Aneisa Sherrill‐Mattox, a U.S. Navy veteran, uses her personal experiences to run Columbia’s homeless veterans shelter. Photo by Rob Hill.

Aneisa Sherrill‐Mattox, MSW ’06, was an emancipated minor at 16, a U.S. Navy aerographer’s mate at 18, a military wife and first‐generation college student at 19, a seventh‐generation veteran at 20, and a divorced and homeless veteran at 26.

Inspired by the social workers she had interacted with, Sherrill‐Mattox used her GI benefits to enroll in a psychology program at Oklahoma State. But if it wasn’t for the director of Housing and Residential Life who listened to her story, helped her get a full scholarship, let her stay in the dormitory and set her up with a job as a parking enforcer, she wouldn’t be where she is today.

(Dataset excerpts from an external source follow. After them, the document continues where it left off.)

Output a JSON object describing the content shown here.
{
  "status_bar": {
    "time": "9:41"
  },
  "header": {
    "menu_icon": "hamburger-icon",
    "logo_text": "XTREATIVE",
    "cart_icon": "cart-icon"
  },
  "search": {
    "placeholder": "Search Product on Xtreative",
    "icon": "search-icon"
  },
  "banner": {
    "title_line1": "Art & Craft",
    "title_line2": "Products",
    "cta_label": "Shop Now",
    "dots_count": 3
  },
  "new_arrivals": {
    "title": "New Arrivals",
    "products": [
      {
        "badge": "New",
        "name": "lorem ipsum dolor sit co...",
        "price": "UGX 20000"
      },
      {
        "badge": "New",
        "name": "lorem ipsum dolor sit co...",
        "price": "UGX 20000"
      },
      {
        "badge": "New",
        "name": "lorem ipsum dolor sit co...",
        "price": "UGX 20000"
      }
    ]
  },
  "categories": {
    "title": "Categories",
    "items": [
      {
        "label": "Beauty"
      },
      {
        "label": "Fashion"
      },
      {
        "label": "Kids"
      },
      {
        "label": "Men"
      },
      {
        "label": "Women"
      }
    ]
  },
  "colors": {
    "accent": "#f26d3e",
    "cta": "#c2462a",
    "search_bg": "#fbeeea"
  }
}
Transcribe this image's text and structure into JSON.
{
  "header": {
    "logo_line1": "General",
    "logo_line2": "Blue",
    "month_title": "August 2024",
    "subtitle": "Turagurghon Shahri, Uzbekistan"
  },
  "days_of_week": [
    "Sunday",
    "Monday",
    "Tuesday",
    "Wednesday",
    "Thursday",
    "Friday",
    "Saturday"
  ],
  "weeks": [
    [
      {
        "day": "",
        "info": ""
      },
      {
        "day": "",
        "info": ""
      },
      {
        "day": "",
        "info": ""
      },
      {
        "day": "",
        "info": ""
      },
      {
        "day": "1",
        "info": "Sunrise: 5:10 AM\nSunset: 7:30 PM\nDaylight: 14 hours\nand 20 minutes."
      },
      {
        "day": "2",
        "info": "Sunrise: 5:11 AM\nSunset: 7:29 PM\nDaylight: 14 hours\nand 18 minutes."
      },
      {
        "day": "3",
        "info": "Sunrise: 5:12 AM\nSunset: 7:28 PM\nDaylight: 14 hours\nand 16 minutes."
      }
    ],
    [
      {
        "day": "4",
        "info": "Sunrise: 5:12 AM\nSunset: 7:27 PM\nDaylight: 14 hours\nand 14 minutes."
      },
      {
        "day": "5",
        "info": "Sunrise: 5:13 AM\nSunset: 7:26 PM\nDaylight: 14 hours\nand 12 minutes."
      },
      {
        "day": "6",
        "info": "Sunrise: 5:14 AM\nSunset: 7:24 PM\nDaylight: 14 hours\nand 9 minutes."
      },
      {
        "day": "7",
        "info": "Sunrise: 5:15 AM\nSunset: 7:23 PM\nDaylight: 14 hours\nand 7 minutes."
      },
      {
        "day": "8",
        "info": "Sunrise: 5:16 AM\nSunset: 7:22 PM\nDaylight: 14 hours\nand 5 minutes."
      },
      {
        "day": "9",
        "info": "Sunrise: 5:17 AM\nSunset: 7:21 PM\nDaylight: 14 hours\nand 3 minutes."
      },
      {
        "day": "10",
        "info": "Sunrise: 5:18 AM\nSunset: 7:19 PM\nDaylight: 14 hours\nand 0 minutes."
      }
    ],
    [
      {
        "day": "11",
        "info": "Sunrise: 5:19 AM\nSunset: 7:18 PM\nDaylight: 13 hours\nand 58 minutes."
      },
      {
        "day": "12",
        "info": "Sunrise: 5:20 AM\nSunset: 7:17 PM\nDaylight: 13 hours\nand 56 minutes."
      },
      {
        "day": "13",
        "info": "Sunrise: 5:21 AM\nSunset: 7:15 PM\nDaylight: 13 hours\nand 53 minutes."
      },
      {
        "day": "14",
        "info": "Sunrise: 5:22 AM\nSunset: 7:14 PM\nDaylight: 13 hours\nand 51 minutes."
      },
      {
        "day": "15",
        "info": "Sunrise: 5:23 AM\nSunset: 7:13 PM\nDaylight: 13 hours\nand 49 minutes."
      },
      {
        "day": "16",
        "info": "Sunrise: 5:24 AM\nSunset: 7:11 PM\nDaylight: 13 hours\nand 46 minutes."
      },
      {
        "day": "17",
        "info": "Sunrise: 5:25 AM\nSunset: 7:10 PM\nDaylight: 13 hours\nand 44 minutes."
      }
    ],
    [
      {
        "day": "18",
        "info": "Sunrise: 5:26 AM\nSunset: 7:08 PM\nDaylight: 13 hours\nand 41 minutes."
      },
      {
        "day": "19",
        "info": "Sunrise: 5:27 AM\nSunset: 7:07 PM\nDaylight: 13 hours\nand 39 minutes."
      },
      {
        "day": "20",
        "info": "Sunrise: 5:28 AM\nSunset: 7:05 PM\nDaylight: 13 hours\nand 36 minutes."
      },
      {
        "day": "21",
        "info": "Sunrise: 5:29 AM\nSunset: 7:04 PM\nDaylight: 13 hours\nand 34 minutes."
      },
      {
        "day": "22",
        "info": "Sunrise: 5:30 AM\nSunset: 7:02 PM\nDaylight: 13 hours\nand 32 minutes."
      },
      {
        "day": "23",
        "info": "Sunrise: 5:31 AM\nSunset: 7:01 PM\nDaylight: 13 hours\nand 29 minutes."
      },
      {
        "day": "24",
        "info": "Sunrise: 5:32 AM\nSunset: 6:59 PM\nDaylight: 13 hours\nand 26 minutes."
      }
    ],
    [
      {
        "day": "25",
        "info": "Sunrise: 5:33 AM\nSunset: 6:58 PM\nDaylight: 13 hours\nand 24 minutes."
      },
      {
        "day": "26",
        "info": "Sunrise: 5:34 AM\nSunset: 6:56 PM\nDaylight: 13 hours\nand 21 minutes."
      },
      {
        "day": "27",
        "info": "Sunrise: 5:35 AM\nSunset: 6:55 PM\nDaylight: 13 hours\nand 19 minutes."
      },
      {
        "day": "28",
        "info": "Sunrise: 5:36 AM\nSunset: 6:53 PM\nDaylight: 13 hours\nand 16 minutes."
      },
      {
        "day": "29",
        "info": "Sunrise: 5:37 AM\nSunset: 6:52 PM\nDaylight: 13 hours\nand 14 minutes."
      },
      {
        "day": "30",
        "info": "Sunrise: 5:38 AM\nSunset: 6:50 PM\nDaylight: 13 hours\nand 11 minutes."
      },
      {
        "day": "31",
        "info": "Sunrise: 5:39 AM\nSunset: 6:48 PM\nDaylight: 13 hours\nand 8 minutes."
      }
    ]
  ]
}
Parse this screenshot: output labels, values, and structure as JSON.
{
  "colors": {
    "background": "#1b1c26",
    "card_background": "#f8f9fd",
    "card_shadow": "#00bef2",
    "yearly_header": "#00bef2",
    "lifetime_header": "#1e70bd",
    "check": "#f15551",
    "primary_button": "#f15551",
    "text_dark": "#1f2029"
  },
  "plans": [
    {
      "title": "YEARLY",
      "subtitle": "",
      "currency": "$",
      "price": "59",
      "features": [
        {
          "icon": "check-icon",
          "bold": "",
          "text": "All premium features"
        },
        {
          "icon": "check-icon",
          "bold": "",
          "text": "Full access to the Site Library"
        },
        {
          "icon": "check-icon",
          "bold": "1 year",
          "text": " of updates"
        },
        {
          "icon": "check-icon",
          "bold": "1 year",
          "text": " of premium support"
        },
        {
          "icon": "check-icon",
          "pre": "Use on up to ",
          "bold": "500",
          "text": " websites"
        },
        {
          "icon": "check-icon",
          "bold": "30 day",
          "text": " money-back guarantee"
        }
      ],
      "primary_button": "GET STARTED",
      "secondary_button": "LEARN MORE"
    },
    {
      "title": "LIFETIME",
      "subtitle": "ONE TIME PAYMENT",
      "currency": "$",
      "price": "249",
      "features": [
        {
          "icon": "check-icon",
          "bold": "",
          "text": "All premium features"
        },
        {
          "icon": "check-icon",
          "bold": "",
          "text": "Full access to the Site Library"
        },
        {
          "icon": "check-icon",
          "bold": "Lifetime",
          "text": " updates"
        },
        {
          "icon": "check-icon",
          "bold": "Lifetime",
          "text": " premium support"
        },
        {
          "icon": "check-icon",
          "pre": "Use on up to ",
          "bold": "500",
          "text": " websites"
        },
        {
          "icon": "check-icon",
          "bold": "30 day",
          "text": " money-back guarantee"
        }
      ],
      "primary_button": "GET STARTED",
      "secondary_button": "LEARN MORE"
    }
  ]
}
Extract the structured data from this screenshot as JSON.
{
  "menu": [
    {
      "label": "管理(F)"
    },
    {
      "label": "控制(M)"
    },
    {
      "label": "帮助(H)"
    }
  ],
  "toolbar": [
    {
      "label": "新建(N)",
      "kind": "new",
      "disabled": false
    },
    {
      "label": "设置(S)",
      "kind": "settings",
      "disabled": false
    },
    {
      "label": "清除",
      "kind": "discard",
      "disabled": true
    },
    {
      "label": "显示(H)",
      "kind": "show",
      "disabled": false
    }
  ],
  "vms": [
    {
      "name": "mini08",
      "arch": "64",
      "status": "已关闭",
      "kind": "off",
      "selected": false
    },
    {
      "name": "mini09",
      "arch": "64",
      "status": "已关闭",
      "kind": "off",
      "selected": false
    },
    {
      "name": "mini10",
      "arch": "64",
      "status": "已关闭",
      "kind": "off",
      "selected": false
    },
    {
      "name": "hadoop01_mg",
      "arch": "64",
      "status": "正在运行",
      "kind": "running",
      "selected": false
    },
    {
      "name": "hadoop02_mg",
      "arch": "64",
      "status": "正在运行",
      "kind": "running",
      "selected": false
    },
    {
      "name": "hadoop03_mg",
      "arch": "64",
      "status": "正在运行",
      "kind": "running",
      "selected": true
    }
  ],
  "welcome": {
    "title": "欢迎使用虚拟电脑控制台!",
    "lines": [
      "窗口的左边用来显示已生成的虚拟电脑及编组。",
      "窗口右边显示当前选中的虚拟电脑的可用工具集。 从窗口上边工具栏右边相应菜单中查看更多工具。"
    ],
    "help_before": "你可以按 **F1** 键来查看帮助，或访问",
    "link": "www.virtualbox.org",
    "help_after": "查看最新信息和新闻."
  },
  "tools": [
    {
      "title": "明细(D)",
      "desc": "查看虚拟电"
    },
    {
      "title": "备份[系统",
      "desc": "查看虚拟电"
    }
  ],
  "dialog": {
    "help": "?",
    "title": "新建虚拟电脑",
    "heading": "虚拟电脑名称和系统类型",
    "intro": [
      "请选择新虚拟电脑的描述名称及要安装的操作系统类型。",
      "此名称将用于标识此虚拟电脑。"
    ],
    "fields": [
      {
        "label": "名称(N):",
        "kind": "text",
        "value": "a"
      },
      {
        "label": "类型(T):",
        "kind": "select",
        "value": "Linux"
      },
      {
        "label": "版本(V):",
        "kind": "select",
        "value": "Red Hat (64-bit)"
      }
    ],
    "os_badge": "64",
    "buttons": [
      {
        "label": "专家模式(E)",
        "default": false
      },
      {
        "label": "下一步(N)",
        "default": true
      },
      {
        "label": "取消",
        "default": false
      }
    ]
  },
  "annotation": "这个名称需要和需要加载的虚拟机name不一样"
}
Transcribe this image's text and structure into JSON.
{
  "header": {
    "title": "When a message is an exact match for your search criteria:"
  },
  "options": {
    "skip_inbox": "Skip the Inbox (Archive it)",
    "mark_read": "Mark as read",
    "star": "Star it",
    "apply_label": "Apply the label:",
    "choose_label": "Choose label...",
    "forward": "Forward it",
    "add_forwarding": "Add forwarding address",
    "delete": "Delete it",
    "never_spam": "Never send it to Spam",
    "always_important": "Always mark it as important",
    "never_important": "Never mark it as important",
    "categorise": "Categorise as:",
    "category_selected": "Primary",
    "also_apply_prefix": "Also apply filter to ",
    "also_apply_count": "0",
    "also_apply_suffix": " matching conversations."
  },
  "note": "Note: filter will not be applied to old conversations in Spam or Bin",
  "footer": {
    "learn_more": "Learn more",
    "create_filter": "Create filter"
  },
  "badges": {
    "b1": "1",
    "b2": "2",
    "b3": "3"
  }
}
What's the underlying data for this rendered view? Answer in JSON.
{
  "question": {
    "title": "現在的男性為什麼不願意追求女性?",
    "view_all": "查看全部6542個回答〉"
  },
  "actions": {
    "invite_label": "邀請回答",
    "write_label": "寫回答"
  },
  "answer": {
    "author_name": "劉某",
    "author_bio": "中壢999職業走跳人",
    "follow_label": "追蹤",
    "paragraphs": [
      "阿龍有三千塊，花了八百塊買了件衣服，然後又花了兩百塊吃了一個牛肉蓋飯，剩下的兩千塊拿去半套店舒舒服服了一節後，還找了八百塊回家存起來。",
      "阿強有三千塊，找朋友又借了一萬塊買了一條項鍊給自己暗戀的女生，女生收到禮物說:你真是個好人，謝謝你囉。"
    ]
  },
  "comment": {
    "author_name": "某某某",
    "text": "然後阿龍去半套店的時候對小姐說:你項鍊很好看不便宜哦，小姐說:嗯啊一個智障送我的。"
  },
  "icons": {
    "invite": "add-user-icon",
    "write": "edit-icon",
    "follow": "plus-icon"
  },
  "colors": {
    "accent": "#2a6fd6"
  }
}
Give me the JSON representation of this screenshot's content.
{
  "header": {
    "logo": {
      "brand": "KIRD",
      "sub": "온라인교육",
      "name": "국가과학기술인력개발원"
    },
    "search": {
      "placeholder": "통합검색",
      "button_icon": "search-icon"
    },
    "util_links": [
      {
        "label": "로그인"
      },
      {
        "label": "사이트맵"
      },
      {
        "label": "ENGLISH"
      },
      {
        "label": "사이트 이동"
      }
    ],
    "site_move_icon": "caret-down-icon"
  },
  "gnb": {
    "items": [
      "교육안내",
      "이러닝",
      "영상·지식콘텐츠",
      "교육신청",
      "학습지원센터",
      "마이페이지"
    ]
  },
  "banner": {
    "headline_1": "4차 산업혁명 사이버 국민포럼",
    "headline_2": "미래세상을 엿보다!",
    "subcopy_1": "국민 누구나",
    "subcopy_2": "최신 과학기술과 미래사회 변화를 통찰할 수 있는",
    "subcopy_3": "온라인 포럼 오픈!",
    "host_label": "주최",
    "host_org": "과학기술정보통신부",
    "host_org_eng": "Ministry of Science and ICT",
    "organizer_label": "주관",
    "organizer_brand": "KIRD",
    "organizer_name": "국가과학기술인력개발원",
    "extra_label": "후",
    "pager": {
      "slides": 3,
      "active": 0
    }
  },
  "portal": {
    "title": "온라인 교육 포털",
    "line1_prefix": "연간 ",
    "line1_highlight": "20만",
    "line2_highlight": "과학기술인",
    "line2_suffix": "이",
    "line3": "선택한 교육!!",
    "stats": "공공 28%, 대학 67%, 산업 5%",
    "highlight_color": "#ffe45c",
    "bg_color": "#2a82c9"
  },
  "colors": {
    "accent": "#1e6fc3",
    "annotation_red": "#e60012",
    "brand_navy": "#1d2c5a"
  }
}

Since April 2008, Sherrill‐Mattox has been executive director of Welcome Home, a homeless veterans shelter in Columbia. In addition to providing food, clothing and shelter to more than 134 veterans in 2013, Welcome Home helps veterans and their families with life‐skills training, budgeting, job preparation, transportation and legal aid.

Whenever I’m working with an individual, I try to look at it from the lens of when I got out of the service at 20,” she says. “I couldn’t have told you the difference between the VA compensation and pension programs. I didn’t understand that I needed to apply for Social Security benefits or food stamps.”

Sherrill‐Mattox didn’t think she was going to end up working exclusively with homeless veterans, but it’s a natural fit.

Mine is somewhat of a sordid tale, but I looked for those moments of opportunity to move forward,” she says. “Engaging in social activities and in work that I find meaningful, whether it’s through volunteerism or my work here at Welcome Home, is part of the therapeutic process.”